Only $\nabla \rho(R(x))$ was derived because the derivation for $\nabla^2 \rho(R(x))$ is essentially Exercise 6.17 and Exercise 6.18. See (11.3.4) for a more generalized derivation.

(a)¶

Recall that $\lvert x \rvert = \sqrt{x^2}$ and $\frac{d}{dx} \lvert x \rvert = \frac{d}{dx} \sqrt{x^2} = \frac{x}{\lvert x \rvert}$.
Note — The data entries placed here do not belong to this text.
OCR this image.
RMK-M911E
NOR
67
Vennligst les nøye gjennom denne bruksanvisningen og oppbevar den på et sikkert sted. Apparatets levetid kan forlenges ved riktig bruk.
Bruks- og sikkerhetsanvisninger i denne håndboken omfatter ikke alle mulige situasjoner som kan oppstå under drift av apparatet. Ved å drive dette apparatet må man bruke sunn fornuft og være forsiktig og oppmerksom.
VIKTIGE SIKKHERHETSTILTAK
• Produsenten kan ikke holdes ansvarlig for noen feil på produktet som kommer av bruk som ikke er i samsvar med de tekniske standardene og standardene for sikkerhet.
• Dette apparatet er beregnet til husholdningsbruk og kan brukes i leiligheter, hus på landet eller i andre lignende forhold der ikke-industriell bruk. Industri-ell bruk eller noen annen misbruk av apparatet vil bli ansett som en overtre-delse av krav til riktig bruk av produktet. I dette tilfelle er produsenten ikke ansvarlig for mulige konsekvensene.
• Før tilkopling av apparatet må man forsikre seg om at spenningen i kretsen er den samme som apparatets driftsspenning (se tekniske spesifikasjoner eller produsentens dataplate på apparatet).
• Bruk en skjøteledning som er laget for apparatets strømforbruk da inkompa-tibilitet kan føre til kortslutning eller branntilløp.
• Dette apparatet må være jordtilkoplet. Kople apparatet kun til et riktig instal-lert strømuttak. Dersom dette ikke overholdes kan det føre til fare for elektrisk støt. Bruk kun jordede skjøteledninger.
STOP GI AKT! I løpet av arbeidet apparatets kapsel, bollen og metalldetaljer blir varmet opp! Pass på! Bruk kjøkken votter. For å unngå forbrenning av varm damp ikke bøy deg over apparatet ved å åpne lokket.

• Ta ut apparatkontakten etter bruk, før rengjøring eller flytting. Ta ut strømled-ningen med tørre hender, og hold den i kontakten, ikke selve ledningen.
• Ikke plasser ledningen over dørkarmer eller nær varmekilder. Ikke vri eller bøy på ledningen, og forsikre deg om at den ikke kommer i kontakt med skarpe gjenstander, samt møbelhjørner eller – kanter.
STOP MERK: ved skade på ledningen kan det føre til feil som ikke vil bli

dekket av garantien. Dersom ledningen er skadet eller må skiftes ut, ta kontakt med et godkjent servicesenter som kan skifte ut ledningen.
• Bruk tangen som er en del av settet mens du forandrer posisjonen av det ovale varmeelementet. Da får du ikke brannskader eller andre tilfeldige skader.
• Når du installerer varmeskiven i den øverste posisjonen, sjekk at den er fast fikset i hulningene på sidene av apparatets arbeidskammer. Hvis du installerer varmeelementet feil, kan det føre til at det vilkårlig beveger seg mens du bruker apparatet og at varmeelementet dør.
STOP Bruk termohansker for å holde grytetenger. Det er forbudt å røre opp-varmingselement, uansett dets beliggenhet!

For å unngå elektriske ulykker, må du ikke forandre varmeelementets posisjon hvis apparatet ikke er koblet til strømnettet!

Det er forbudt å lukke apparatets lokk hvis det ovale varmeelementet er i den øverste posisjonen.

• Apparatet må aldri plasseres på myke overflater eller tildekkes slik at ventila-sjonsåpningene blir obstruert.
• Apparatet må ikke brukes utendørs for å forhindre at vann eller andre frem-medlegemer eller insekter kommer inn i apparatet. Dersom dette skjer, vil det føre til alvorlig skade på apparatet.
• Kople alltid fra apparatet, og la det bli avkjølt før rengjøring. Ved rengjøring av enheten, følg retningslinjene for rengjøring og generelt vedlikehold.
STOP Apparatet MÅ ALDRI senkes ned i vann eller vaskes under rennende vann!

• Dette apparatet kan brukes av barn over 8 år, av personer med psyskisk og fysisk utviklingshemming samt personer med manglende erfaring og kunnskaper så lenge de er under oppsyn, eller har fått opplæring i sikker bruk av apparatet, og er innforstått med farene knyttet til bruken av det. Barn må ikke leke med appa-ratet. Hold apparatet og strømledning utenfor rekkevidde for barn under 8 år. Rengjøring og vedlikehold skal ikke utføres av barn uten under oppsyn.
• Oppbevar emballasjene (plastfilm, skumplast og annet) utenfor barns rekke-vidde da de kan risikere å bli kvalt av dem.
Let $\rho(z) = \sum_{i = 1}^m \rho_1(z_i)$ where $\rho_1$ is defined as (10.4.4). Applying definition 4.1.1 with the chain rule yields

\[\begin{split}\nabla \rho(z = R(x)) &= \frac{d}{dx} \sum_{i = 1}^m \rho_1(z_i)\\ &= \sum_{i = 1}^m \begin{bmatrix} \frac{\partial}{\partial x_1} \rho_1(z_i)\\ \vdots\\ \frac{\partial}{\partial x_n} \rho_1(z_i)\\ \end{bmatrix}\\ &= \sum_{i = 1}^m \rho_1'(z_i) \begin{bmatrix} \frac{\partial z_i}{\partial x_1}\\ \vdots\\ \frac{\partial z_i}{\partial x_n}\\ \end{bmatrix} & \quad & \text{(a.1)}\\ &= \sum_{i = 1}^m \rho_1'(z_i) \nabla z_i.\end{split}\]

(a.1)¶

\[\begin{split}\frac{\partial}{\partial x_j} \rho_1(z_i) &= \begin{cases} \frac{\partial}{\partial x_j} \frac{z_i^2}{2}, & \text{$|z_i| \leq k$},\\ \frac{\partial}{\partial x_j} \left( k |z_i| - \frac{k^2}{2} \right), & \text{$|z_i| > k$}. \end{cases}\\ &= \begin{cases} z_i \frac{\partial z_i}{\partial x_j}, & \text{$|z_i| \leq k$},\\ k \frac{z_i}{|z_i|} \frac{\partial z_i}{\partial x_j}, & \text{$|z_i| > k$}. \end{cases} & \quad & \frac{\partial}{\partial x_j} = \frac{\partial}{\partial z_i} \frac{\partial z_i}{\partial x_j}\\ &= \rho_1'(z_i) \frac{\partial z_i}{\partial x_j}\end{split}\]

(b)¶

Let $\rho(z) = \sum_{i = 1}^m \rho_2(z_i)$ where $\rho_2$ is defined as (10.4.5). Applying definition 4.1.1 with the chain rule yields

\[\begin{split}\nabla \rho(z = R(x)) &= \frac{d}{dx} \sum_{i = 1}^m \rho_2(z_i)\\ &= \sum_{i = 1}^m \rho_2'(z_i) \nabla z_i & \quad & \text{(a) and (b.1)}\end{split}\]

(b.1)¶

\[\begin{split}\frac{\partial}{\partial x_j} \rho_2(z_i) &= \begin{cases} \frac{\partial}{\partial x_j} \frac{k^2}{6} \left( 1 - \left( 1 - \left( \frac{z_i}{k} \right)^2 \right)^3 \right), & \text{$|z_i| \leq k$},\\ \frac{\partial}{\partial x_j} \frac{k^2}{6}, & \text{$|z_i| > k$}. \end{cases}\\ &= \begin{cases} z_i \left( 1 - \left( \frac{z_i}{k} \right)^2 \right)^2 \frac{\partial z_i}{\partial x_j}, & \text{$|z_i| \leq k$},\\ 0, & \text{$|z_i| > k$}. \end{cases} & \quad & \frac{\partial}{\partial x_j} = \frac{\partial}{\partial z_i} \frac{\partial z_i}{\partial x_j}\\ &= \rho_2'(z_i) \frac{\partial z_i}{\partial x_j}\end{split}\]

References

BOCL97: Ilan Bar-On, Bruno Codenotti, and Mauro Leoncini. A fast parallel cholesky decomposition algorithm for tridiagonal symmetric matrices. SIAM Journal on Matrix Analysis and Applications, 18(2):403–418, 1997.